S’agit-il d’une adaptation fidèle au roman ?
Pas vraiment. J’ai assez longuement parlé avec le romancier, mais il n’a pas participé du tout à l’adaptation car c’est toujours quelque chose de difficile pour un écrivain. Il a toutefois lu le scénario avant le début du tournage. Et, lorsqu’il a vu le film, il l’a préféré que son roman. Il aurait aimé écrire la même fin m’a t-il confié. Au final, j’ai donc fait une adaptation assez libre en dévoilant notamment les points de vue de chacun des policiers sur la même journée. En montrant les choses à travers leurs différents regards, je voulais donner à voir le cheminement intérieur des différents protagonistes, partager leurs questionnements. De quoi permettre de créer une proximité plus grande avec eux. On découvre ainsi plus de choses sur chacun et cela évite de tomber dans l’écueil trop naturaliste d’un commissariat, comme on le voit souvent. Puis, j’avais ce désir que, comme le lecteur en lisant le roman, le spectateur se pose lui-même des questions sur ce qu’il ferait dans pareille situation. Désobéirait-il ? Transgresserait-il les règles ? Toute la fin est également très différente du roman. Par ailleurs, j’ai tenté d’apporter un peu de romanesque, de poésie dans ce thriller émotionnel intense qui raconte une situation pour le moins difficile et complexe. Je voulais un peu de beauté.

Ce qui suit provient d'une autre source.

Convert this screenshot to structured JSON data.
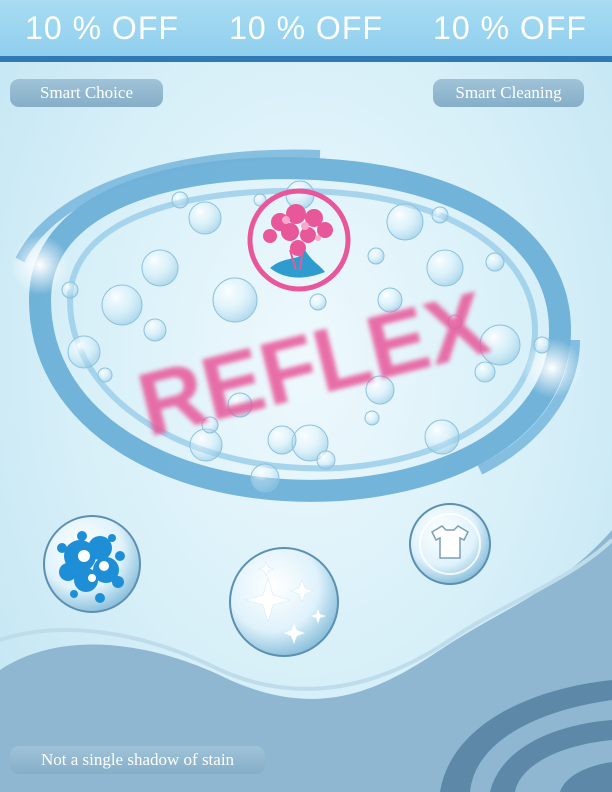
{
  "banner": {
    "offers": [
      "10 % OFF",
      "10 % OFF",
      "10 % OFF"
    ]
  },
  "tags": {
    "left": "Smart Choice",
    "right": "Smart Cleaning",
    "bottom": "Not a single shadow of stain"
  },
  "brand": {
    "name": "REFLEX",
    "color": "#e8579a"
  },
  "icons": {
    "logo": "flower-emblem-icon",
    "badge_1": "bubbles-icon",
    "badge_2": "sparkle-icon",
    "badge_3": "tshirt-icon"
  },
  "colors": {
    "banner": "#8fcfee",
    "banner_line": "#2f79b5",
    "swoosh": "#5fa8d3",
    "wave": "#8fb7d2",
    "wave_dark": "#5e88a8"
  }
}
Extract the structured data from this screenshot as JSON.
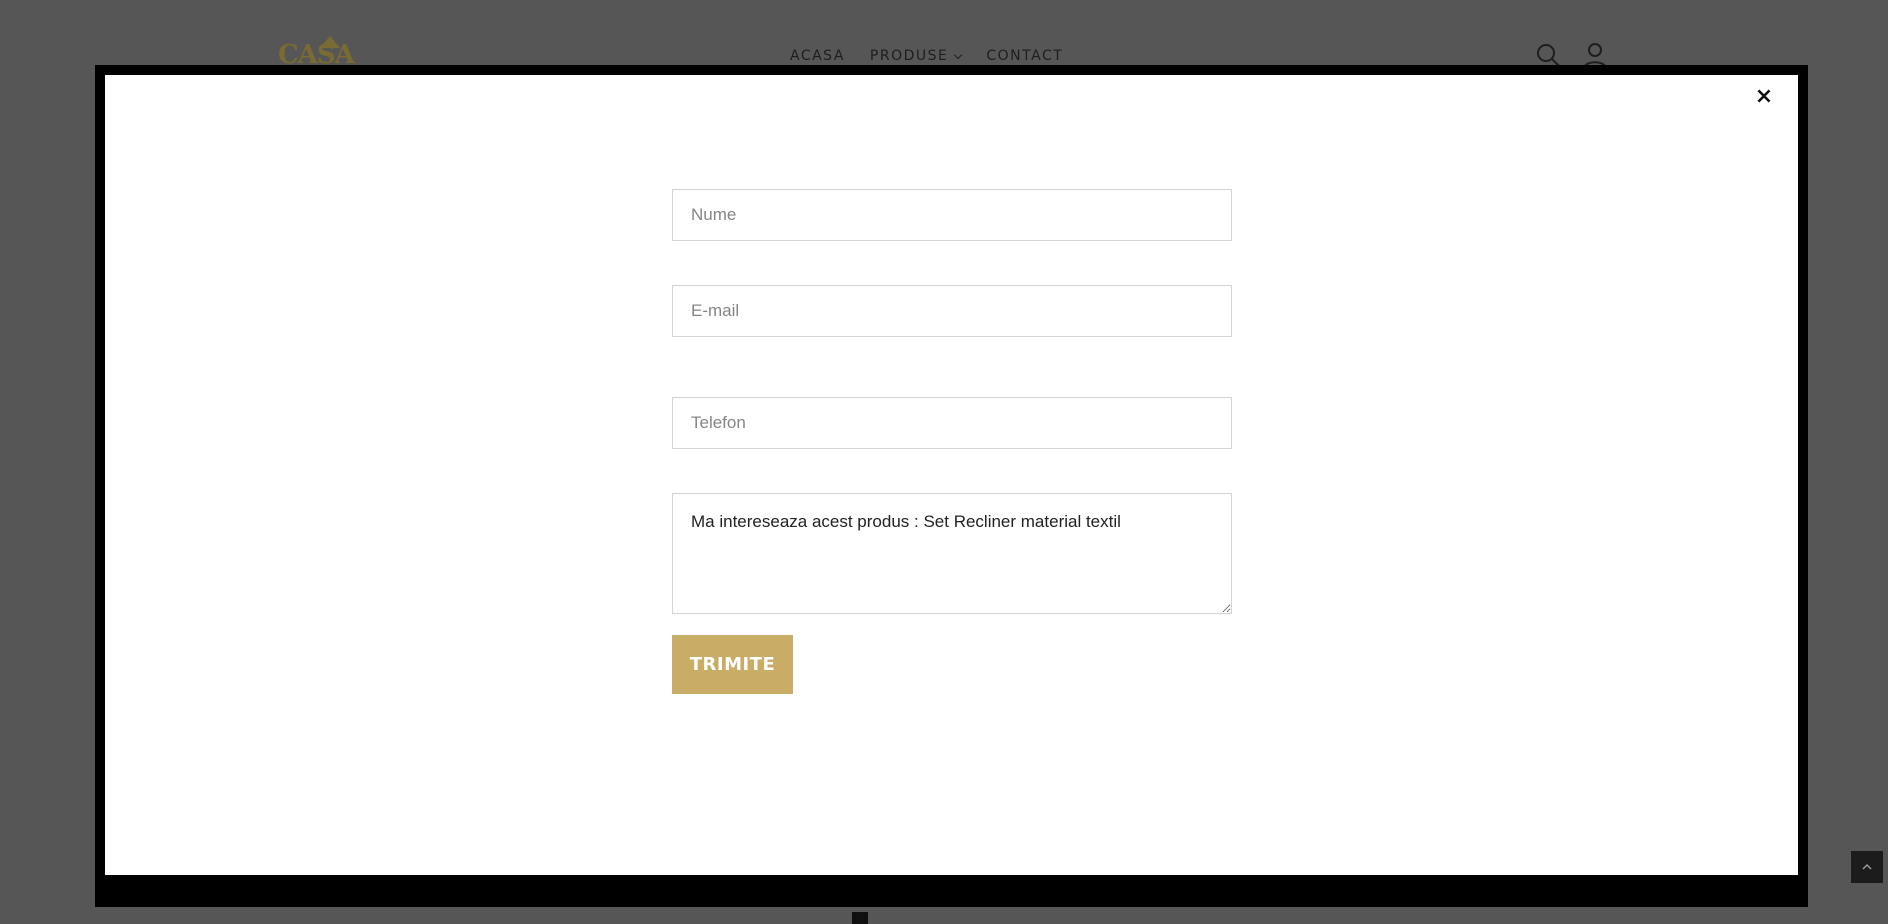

Comment vous êtes-vous documentée pour donner vie à ce long métrage ?
J’ai fréquenté durant des heures deux commissariats pour observer cet univers. Voir comment étaient les policiers dans leur vie quotidienne. J’ai aussi rencontré des gens de la police des frontières. C’était important pour moi de bien comprendre les choses et d’en rendre compte de la façon la plus authentique possible. D’ailleurs, des policiers qui ont pu voir le film m’ont remercié pour la justesse, la véracité, avec laquelle je montre leur métier. Les comédiens ont aussi passé du temps dans des commissariats et ont eu droit à un entraînement individuel. Grégory Gadebois a, par exemple, appris à manier une arme. Moi-même j’ai appris à tirer en compagnie d’un commissaire. C’était important pour que les gestes soient vraiment crédibles. Enfin, je me suis rendue dans un centre de rétention à Vincennes et j’y ai rencontré un réfugié sur le point d’être expulsé, comme celui du film. Je me suis retrouvée durant deux heures face à lui, à discuter. Il m’a raconté sa vie, sa femme, son enfant qui venait de naitre, etc. Difficile de savoir s’il disait vrai ou non, mais il s’agissait clairement de quelqu’un qui allait droit vers la pire misère et je ne pouvais rien faire pour changer cette situation. Ça a été une expérience terrible. On ne peut qu’être sensible au sort d’un homme raccompagné dans un pays totalitaire. 

Quelle était votre volonté à travers ce film ?
Je voulais montrer l’humain derrière l’uniforme. Bien souvent on montre une vision caricaturale des professions à uniforme. Il n’était pas question de faire l’apologie de la police, je voulais simplement que l’on regarde autrement les hommes et les femmes qui la composent. Je les dévoile différemment que simplement à obéir aux ordres. Je les montre dans toute leur complexité ou leur simplicité, au-delà des a priori. Je voulais aussi faire réfléchir à la notion d’étranger philosophiquement, sociologiquement, politiquement parlant.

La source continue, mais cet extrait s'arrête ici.